Palay’s case has been cited by civil activists to demonstrate what they claim are draconian restrictions on free assembly. Said Goh: “It comes down to culture. Hong Kong, they have a kind of British culture, they believe in protests. Here we are very Confucian, obeying authority. It takes a lot of stirring of sentiment and patriotism to get people to come out.”

Roy Ngerng, a government critic successfully sued for defamation by Singapore’s Prime Minister Lee Hsien Loong, blamed PAP “propaganda” for locals’ harsh view towards protests.

“There is propaganda that protests will harm stability … but even [founding father] Lee Kuan Yew was involved in protests in the 1950s. Demonstrations were normal in the 1960s until dissent was stifled through laws enacted by the PAP,” said the political blogger, who now lives in Taiwan.

Ngerng’s open support for the Hong Kong protests has been one of the talking points on social media in Singapore this week. A main cause for the chatter was a picture showing him holding a banner at a Taipei rally last Sunday that said “Don’t let Hong Kong be like Singapore where people live in fear”.

PEOPLE POWER

Back in the Philippines, where the so-called People Power Revolution was staged to topple dictator Ferdinand Marcos in 1986, some say there are salutary lessons for Hong Kong from their country’s experience with direct action.

A second bout of demonstrations, dubbed “People Power 2”, toppled Joseph Estrada as president in 2001. Estrada was imprisoned for plunder but was subsequently released and served for a period as mayor of Manila.

Political scientist Maria Ela Atienza of the University of the Philippines Diliman suggested the country was suffering a “people power fatigue” because of a lack of progress arising from the two major social movements.

On issues like the South China Sea dispute, she said it was unlikely metropolitan Filipinos would take to the streets like their Hong Kong counterparts, given that the impact of Chinese assertions in the waters so far affected only fishermen from far-flung regions.

Hong Kong’s latest protests were “laudable” in that they managed to galvanise a “united front” of students, professionals, the religious sector, and even mothers, the professor said.

There was a cautionary tale from Thailand too, where demonstrators in the late 2000s and early 2010s railed against the country’s royal-urban elite for throttling elected governments backed by rural folk.

Protests were proscribed after a coup in 2014, and restrictions are expected to be kept in place despite the return of nominal democracy following elections in March.

Prominent pro-democracy columnist Pravit Rojanaphruk in a commentary this week said young people in his country were reticent to take to the streets after having borne witness to how “reckless and irresponsible protest leaders on both sides” put people in harm’s way during erstwhile clashes.

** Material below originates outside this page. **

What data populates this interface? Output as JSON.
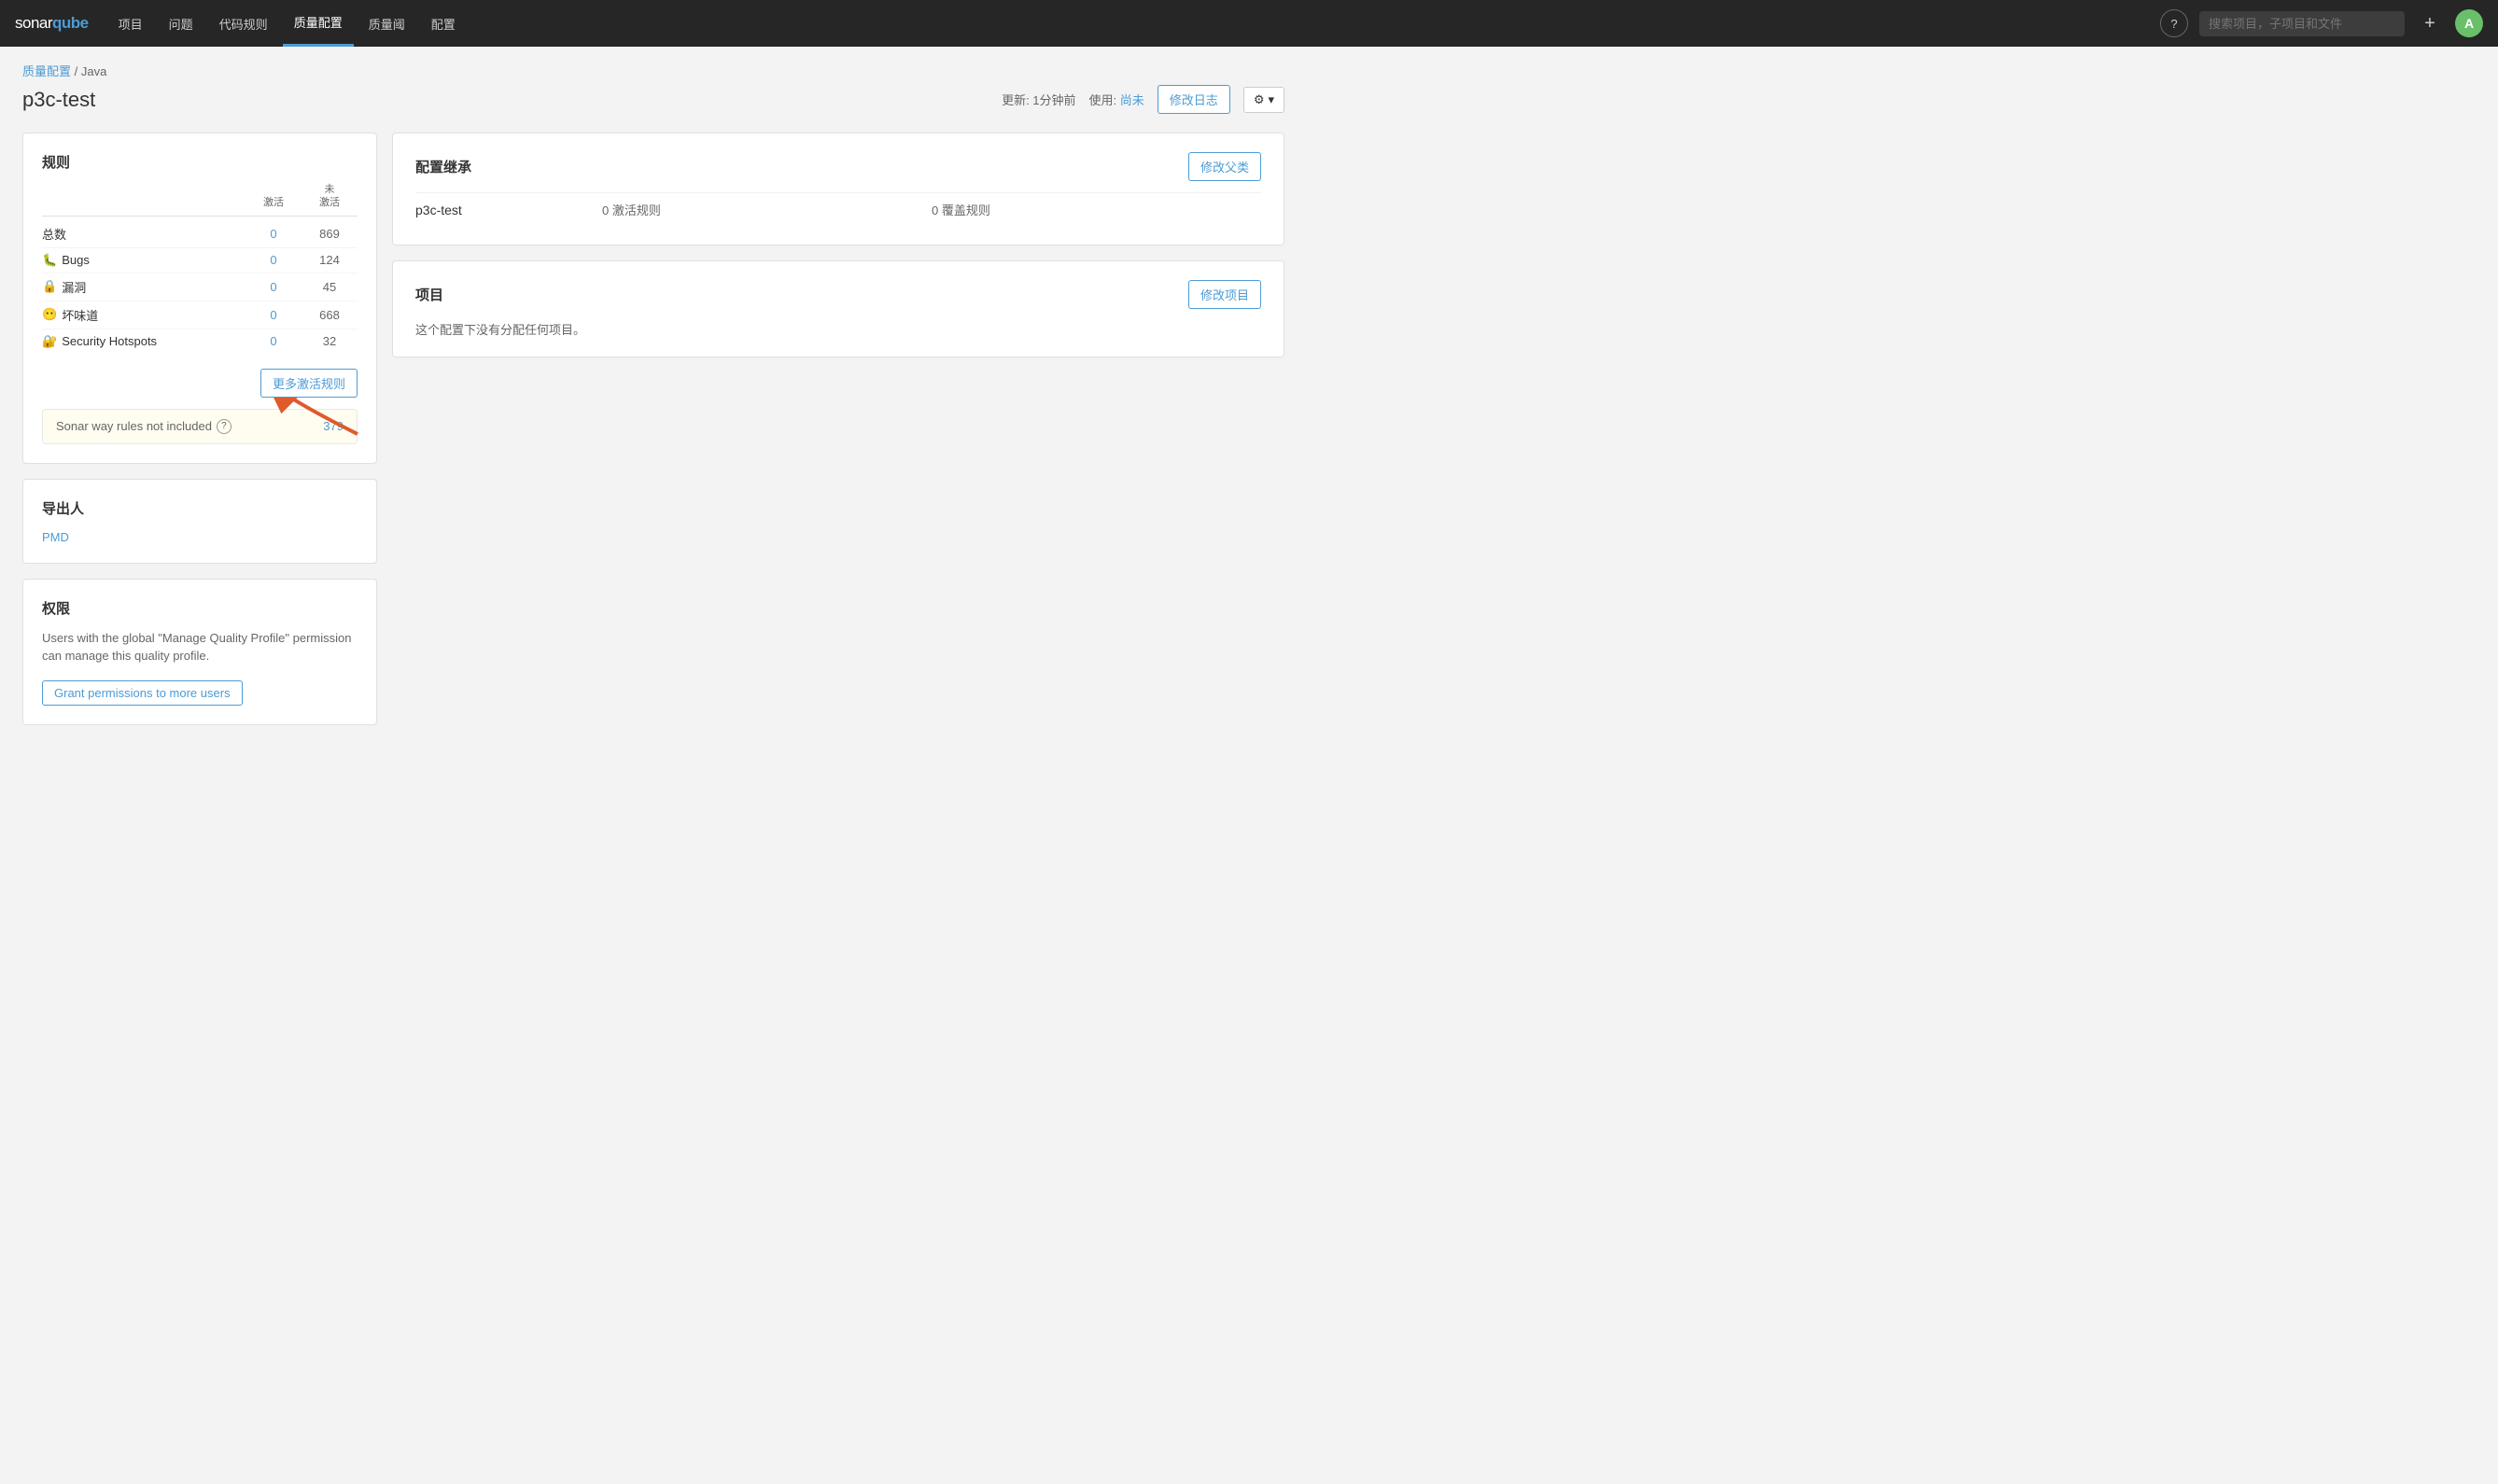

“While rights to demonstration are fundamental to a democratic society, as seen in Hong Kong this week, Thais now seem keen to see other avenues for political action used up first,” Pravit wrote. “Massive street protests will only return to Bangkok when all other channels for political action have been exhausted.”

Hishamuddin, the Malaysian veteran activist, said what he witnessed on television screens beaming live images of the Hong Kong protests reinforced time-tested fundamentals of direct action.

“In Hong Kong, they are defending their democratic life – a core part of their identity. In Malaysia, we were fighting for free and fair elections,” Hishamuddin said. “Whatever it is, when you go out on the streets, you must have a clear key objective that strikes at the heart of Mr and Mrs Ordinary.

“We are seeing that in Hong Kong today … the young people know what they want. There may be difference in opinion on tactics, the struggle between [hardline and compromise] methods. But what is clear is that this trend of street protests is not going anywhere in Asia. We will not see the last of it, in Hong Kong or elsewhere.”